Chapter 5 Critical Discussion of Null Hypothesis Significance Testing
Key concepts: problems with null hypothesis significance testing, meta-analysis, replication, frequentist versus Bayesian inference, theoretical population, data generating process.
Watch this micro lecture on criticisms of null hypothesis significance testing for an overview of the chapter.
Summary
In the preceding chapters, we learned to test null hypotheses. Null hypothesis significance testing is widely used in the social and behavioral sciences. There are, however, problems with null hypothesis significance tests that are increasingly being recognized.
The statistical significance of a null hypothesis test depends strongly on the size of the sample (Chapters 4 and 4.2.6), so non-significance may merely mean that the sample is too small. In contrast, irrelevant tiny effects can be statistically significant in a very large sample. Finally, we normally test a null hypothesis that there is no effect whereas we have good reasons to believe that there is an effect in the population. What does a significant test result really tell us if we reject an unlikely null hypothesis?
Among the alternatives to null hypothesis significance testing, using a confidence interval to estimate effects in the population is easiest to apply. It is closely related to null hypothesis testing, as we have seen in Section ??, but it offers us information with which we can draw a more nuanced conclusion about our results.
5.0.1 Knocking down straw men (over and over again)
There is another aspect in the practice of null hypothesis significance testing that is not very satisfactory. Remember that null hypothesis testing was presented as a means for the researcher to use previous knowledge as input to her research (Section 4.1). The development of science requires us to expand existing knowledge. Does this really happen in the practice of null hypothesis significance testing?
Imagine that previous research has taught us that one additional unit of exposure to advertisements for a brand increases a person’s brand awareness on average by 0.1 unit if we use well-tested standard scales for exposure and brand awareness. If we want to use this knowledge in our own research, we would hypothesize that the regression coefficient of exposure is 0.1 in a regression model predicting brand awareness.

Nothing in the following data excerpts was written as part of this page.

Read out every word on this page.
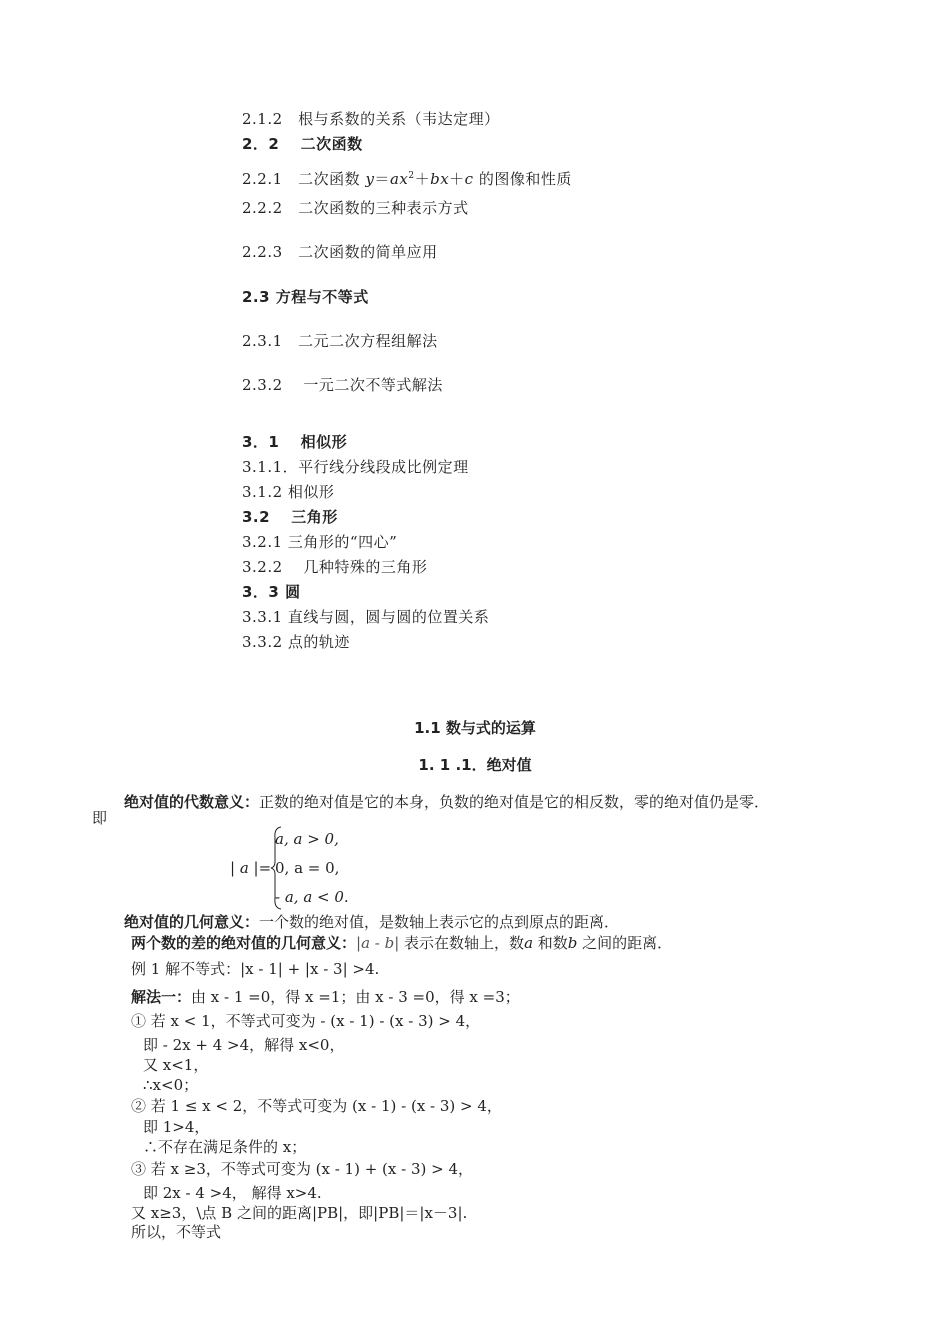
2.1.2　根与系数的关系（韦达定理）
2．2　 二次函数
2.2.1　二次函数 $y=ax^2+bx+c$ 的图像和性质
2.2.2　二次函数的三种表示方式
2.2.3　二次函数的简单应用
2.3 方程与不等式
2.3.1　二元二次方程组解法
2.3.2　 一元二次不等式解法
3．1　 相似形
3.1.1．平行线分线段成比例定理
3.1.2 相似形
3.2　 三角形
3.2.1 三角形的“四心”
3.2.2　 几种特殊的三角形
3．3 圆
3.3.1 直线与圆，圆与圆的位置关系
3.3.2 点的轨迹
1.1 数与式的运算
1. 1 .1．绝对值
绝对值的代数意义：正数的绝对值是它的本身，负数的绝对值是它的相反数，零的绝对值仍是零．
即
| a |=
a, a > 0,
0, a = 0,
- a, a < 0.
绝对值的几何意义：一个数的绝对值，是数轴上表示它的点到原点的距离．
两个数的差的绝对值的几何意义：|a - b| 表示在数轴上，数a 和数b 之间的距离．
例 1 解不等式：|x - 1| + |x - 3| >4.
解法一：由 x - 1 =0，得 x =1；由 x - 3 =0，得 x =3；
① 若 x < 1，不等式可变为 - (x - 1) - (x - 3) > 4，
即 - 2x + 4 >4，解得 x<0，
又 x<1，
∴x<0；
② 若 1 ≤ x < 2，不等式可变为 (x - 1) - (x - 3) > 4，
即 1>4，
∴不存在满足条件的 x；
③ 若 x ≥3，不等式可变为 (x - 1) + (x - 3) > 4，
即 2x - 4 >4， 解得 x>4.
又 x≥3，\点 B 之间的距离|PB|，即|PB|＝|x－3|.
所以，不等式
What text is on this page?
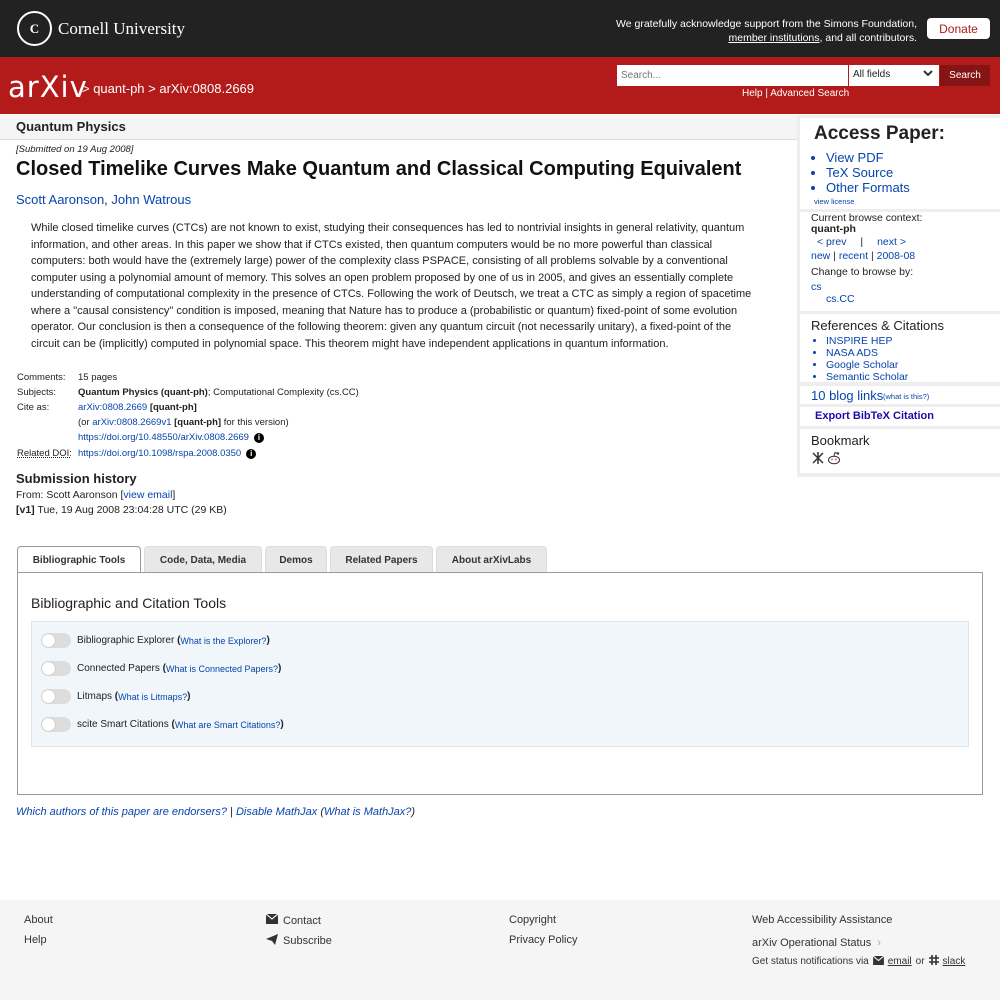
C	Cornell University	We gratefully acknowledge support from the Simons Foundation,
member institutions, and all contributors.
Donate
arXiv
> quant-ph > arXiv:0808.2669
Search...
All fields	Search
Help | Advanced Search
Quantum Physics
[Submitted on 19 Aug 2008]
Closed Timelike Curves Make Quantum and Classical Computing Equivalent
Scott Aaronson, John Watrous
While closed timelike curves (CTCs) are not known to exist, studying their consequences has led to nontrivial insights in general relativity, quantum information, and other areas. In this paper we show that if CTCs existed, then quantum computers would be no more powerful than classical computers: both would have the (extremely large) power of the complexity class PSPACE, consisting of all problems solvable by a conventional computer using a polynomial amount of memory. This solves an open problem proposed by one of us in 2005, and gives an essentially complete understanding of computational complexity in the presence of CTCs. Following the work of Deutsch, we treat a CTC as simply a region of spacetime where a "causal consistency" condition is imposed, meaning that Nature has to produce a (probabilistic or quantum) fixed-point of some evolution operator. Our conclusion is then a consequence of the following theorem: given any quantum circuit (not necessarily unitary), a fixed-point of the circuit can be (implicitly) computed in polynomial space. This theorem might have independent applications in quantum information.
Comments: 15 pages
Subjects: Quantum Physics (quant-ph); Computational Complexity (cs.CC)
Cite as:	arXiv:0808.2669 [quant-ph]
(or arXiv:0808.2669v1 [quant-ph] for this version)
https://doi.org/10.48550/arXiv.0808.2669 i
Related DOI: https://doi.org/10.1098/rspa.2008.0350 i
Submission history
From: Scott Aaronson [view email]
[v1] Tue, 19 Aug 2008 23:04:28 UTC (29 KB)
Access Paper:
• View PDF
• TeX Source
• Other Formats
view license
Current browse context:
quant-ph
< prev | next >
new | recent | 2008-08
Change to browse by:
cs
cs.CC
References & Citations
• INSPIRE HEP
• NASA ADS
• Google Scholar
• Semantic Scholar
10 blog links (what is this?)
Export BibTeX Citation
Bookmark
Bibliographic Tools	Code, Data, Media	Demos	Related Papers	About arXivLabs
Bibliographic and Citation Tools
Bibliographic Explorer
( What is the Explorer? )
Connected Papers
( What is Connected Papers? )
Litmaps
( What is Litmaps? )
scite Smart Citations
( What are Smart Citations? )
Which authors of this paper are endorsers? | Disable MathJax (What is MathJax?)
About
Help
Contact
Subscribe
Copyright
Privacy Policy
Web Accessibility Assistance
arXiv Operational Status ›
Get status notifications via email or slack
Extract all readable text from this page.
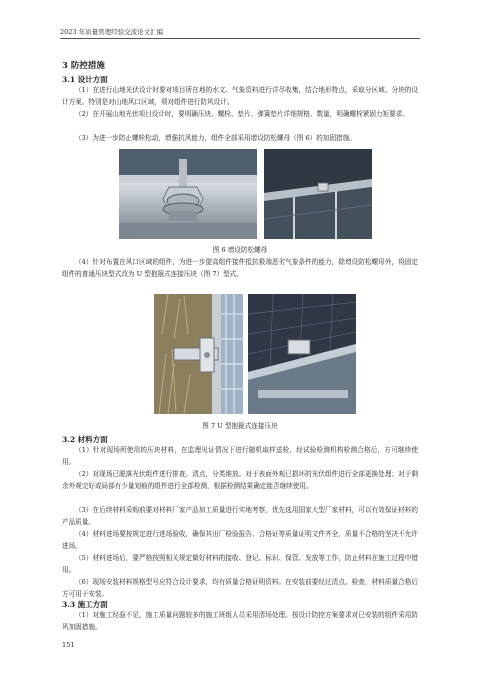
2023 年质量管理经验交流论文汇编
3 防控措施
3.1 设计方面

（1）在进行山地光伏设计时要对项目所在地的水文、气象资料进行详尽收集，结合地形特点，采取分区域、分块的设计方案。特别是对山地风口区域，须对组件进行防风设计。

（2）在开展山地光伏项目设计时，要明确压块、螺栓、垫片、弹簧垫片详细规格、数量，明确螺栓紧固力矩要求。

（3）为进一步防止螺栓松动，增强抗风能力，组件全部采用增设防松螺母（图 6）的加固措施。

图 6 增设防松螺母

（4）针对布置在风口区域的组件，为进一步提高组件接件抵抗极端恶劣气象条件的能力，除增设防松螺母外，将固定组件的普通压块型式改为 U 型抱箍式连接压块（图 7）型式。

图 7 U 型抱箍式连接压块
3.2 材料方面

（1）针对现场所使用的压块材料，在监理见证情况下进行随机取样送检，经试验检测机构检测合格后，方可继续使用。

（2）对现场已脱落光伏组件进行排查、清点，分类堆放。对于表面外观已损坏的光伏组件进行全部更换处理；对于剩余外观完好或局部有少量划痕的组件进行全部检测，根据检测结果确定能否继续使用。

（3）在后续材料采购前要对材料厂家产品加工质量进行实地考察，优先选用国家大型厂家材料，可以有效保证材料的产品质量。

（4）材料进场要按规定进行进场验收，确保其出厂检验报告、合格证等质量证明文件齐全，质量不合格的坚决不允许进场。

（5）材料进场后，要严格按照相关规定做好材料的接收、登记、标识、保管、发放等工作，防止材料在施工过程中错用。

（6）现场安装材料规格型号应符合设计要求，均有质量合格证明资料。在安装前要经过清点、检查，材料质量合格后方可用于安装。

3.3 施工方面

（1）对施工经验不足，施工质量问题较多的施工班组人员采用清场处理。按设计防控方案要求对已安装的组件采用防风加固措施。

151
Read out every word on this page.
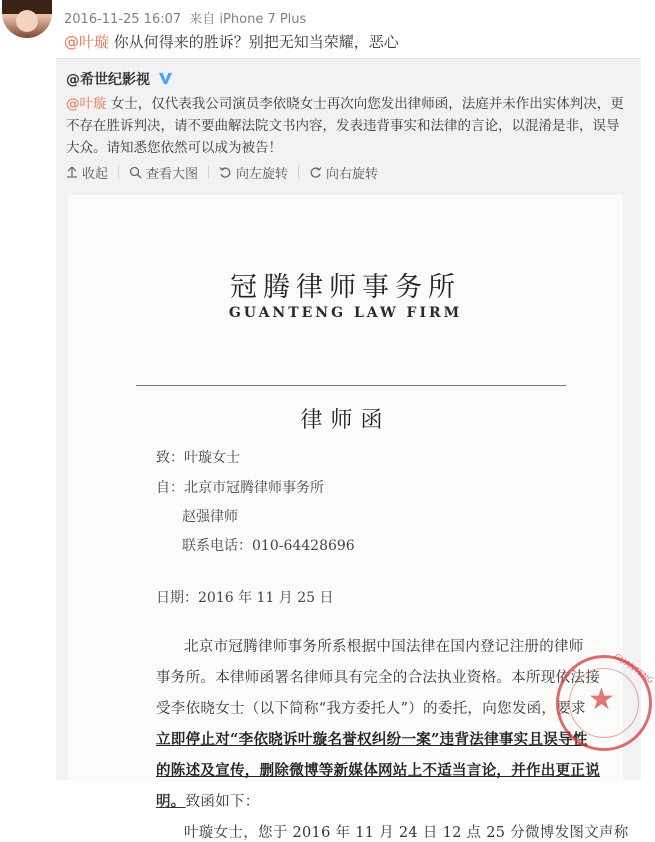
2016-11-25 16:07 来自 iPhone 7 Plus
@叶璇 你从何得来的胜诉？别把无知当荣耀，恶心
@希世纪影视
@叶璇 女士，仅代表我公司演员李依晓女士再次向您发出律师函，法庭并未作出实体判决，更不存在胜诉判决，请不要曲解法院文书内容，发表违背事实和法律的言论，以混淆是非，误导大众。请知悉您依然可以成为被告！
收起	查看大图	向左旋转	向右旋转
冠腾律师事务所
GUANTENG LAW FIRM
律师函
致：叶璇女士
自：北京市冠腾律师事务所
赵强律师
联系电话：010-64428696
日期：2016 年 11 月 25 日
北京市冠腾律师事务所系根据中国法律在国内登记注册的律师
事务所。本律师函署名律师具有完全的合法执业资格。本所现依法接
受李依晓女士（以下简称“我方委托人”）的委托，向您发函，要求
立即停止对“李依晓诉叶璇名誉权纠纷一案”违背法律事实且误导性
的陈述及宣传，删除微博等新媒体网站上不适当言论，并作出更正说
明。致函如下：
叶璇女士，您于 2016 年 11 月 24 日 12 点 25 分微博发图文声称
★
GUANTENG
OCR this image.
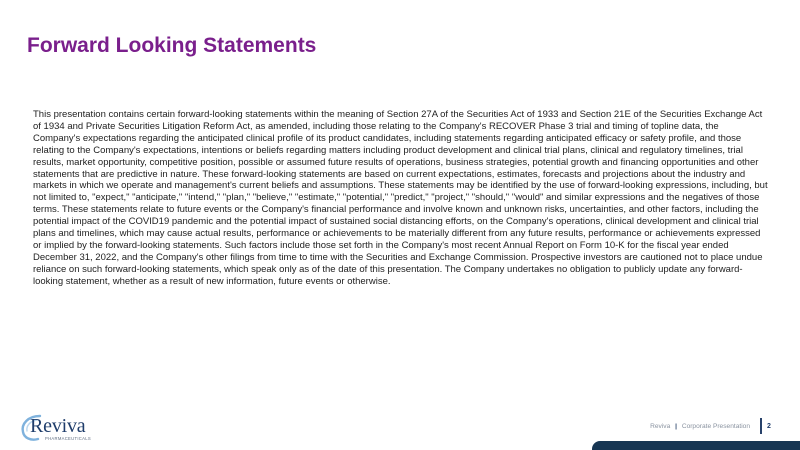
Forward Looking Statements
This presentation contains certain forward-looking statements within the meaning of Section 27A of the Securities Act of 1933 and Section 21E of the Securities Exchange Act of 1934 and Private Securities Litigation Reform Act, as amended, including those relating to the Company's RECOVER Phase 3 trial and timing of topline data, the Company's expectations regarding the anticipated clinical profile of its product candidates, including statements regarding anticipated efficacy or safety profile, and those relating to the Company's expectations, intentions or beliefs regarding matters including product development and clinical trial plans, clinical and regulatory timelines, trial results, market opportunity, competitive position, possible or assumed future results of operations, business strategies, potential growth and financing opportunities and other statements that are predictive in nature. These forward-looking statements are based on current expectations, estimates, forecasts and projections about the industry and markets in which we operate and management's current beliefs and assumptions. These statements may be identified by the use of forward-looking expressions, including, but not limited to, "expect," "anticipate," "intend," "plan," "believe," "estimate," "potential," "predict," "project," "should," "would" and similar expressions and the negatives of those terms. These statements relate to future events or the Company's financial performance and involve known and unknown risks, uncertainties, and other factors, including the potential impact of the COVID19 pandemic and the potential impact of sustained social distancing efforts, on the Company's operations, clinical development and clinical trial plans and timelines, which may cause actual results, performance or achievements to be materially different from any future results, performance or achievements expressed or implied by the forward-looking statements. Such factors include those set forth in the Company's most recent Annual Report on Form 10-K for the fiscal year ended December 31, 2022, and the Company's other filings from time to time with the Securities and Exchange Commission. Prospective investors are cautioned not to place undue reliance on such forward-looking statements, which speak only as of the date of this presentation. The Company undertakes no obligation to publicly update any forward-looking statement, whether as a result of new information, future events or otherwise.
Reviva
PHARMACEUTICALS
Reviva | Corporate Presentation 2
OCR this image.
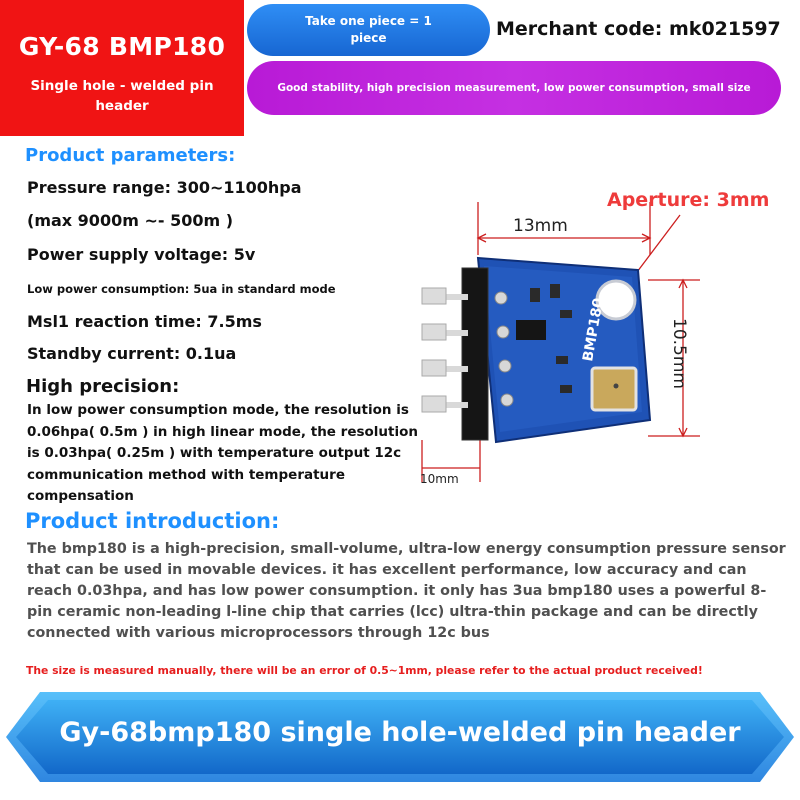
GY-68 BMP180
Single hole - welded pin header
Take one piece = 1 piece	Merchant code: mk021597
Good stability, high precision measurement, low power consumption, small size
Product parameters:
Pressure range: 300~1100hpa
(max 9000m ~- 500m )
Power supply voltage: 5v
Low power consumption: 5ua in standard mode
Msl1 reaction time: 7.5ms
Standby current: 0.1ua
High precision:
In low power consumption mode, the resolution is 0.06hpa( 0.5m ) in high linear mode, the resolution is 0.03hpa( 0.25m ) with temperature output 12c communication method with temperature compensation
13mm
10.5mm
10mm
BMP180
Aperture: 3mm
Product introduction:
The bmp180 is a high-precision, small-volume, ultra-low energy consumption pressure sensor that can be used in movable devices. it has excellent performance, low accuracy and can reach 0.03hpa, and has low power consumption. it only has 3ua bmp180 uses a powerful 8-pin ceramic non-leading l-line chip that carries (lcc) ultra-thin package and can be directly connected with various microprocessors through 12c bus
The size is measured manually, there will be an error of 0.5~1mm, please refer to the actual product received!
Gy-68bmp180 single hole-welded pin header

Well, try to test this null hypothesis in your favourite statistics software. Can you actually tell the software that the null hypothesis for the regression coefficient is 0.1? Most likely you can’t because the software automatically tests the null hypothesis that the regression coefficient is zero in the population.
This approach is so prevalent that null hypotheses equating the population value of interest to zero have received a special name: the nil hypothesis or the nil for short (see Section ??). How can we include previous knowledge in our test if the software always tests the nil?
The null hypothesis that there is no association between the independent variable and the dependent variable in the population may be interesting to reject if you really have no clue about the association. But in the example above, previous knowledge makes us expect a positive association of a particular size. Here, it is not interesting to reject the null hypothesis of no association. The null hypothesis of no association is a straw man in this example. It is unlikely to stand the test and nobody should applaud if we knock it down. Rejecting an unlikely statement is called a strawman argument in rhetorics.
Rejecting the nil time and again should make us wonder about scientific progress and our contribution to it. Are we knocking down straw men hypotheses over and over again? Is there no way to accumulate our efforts?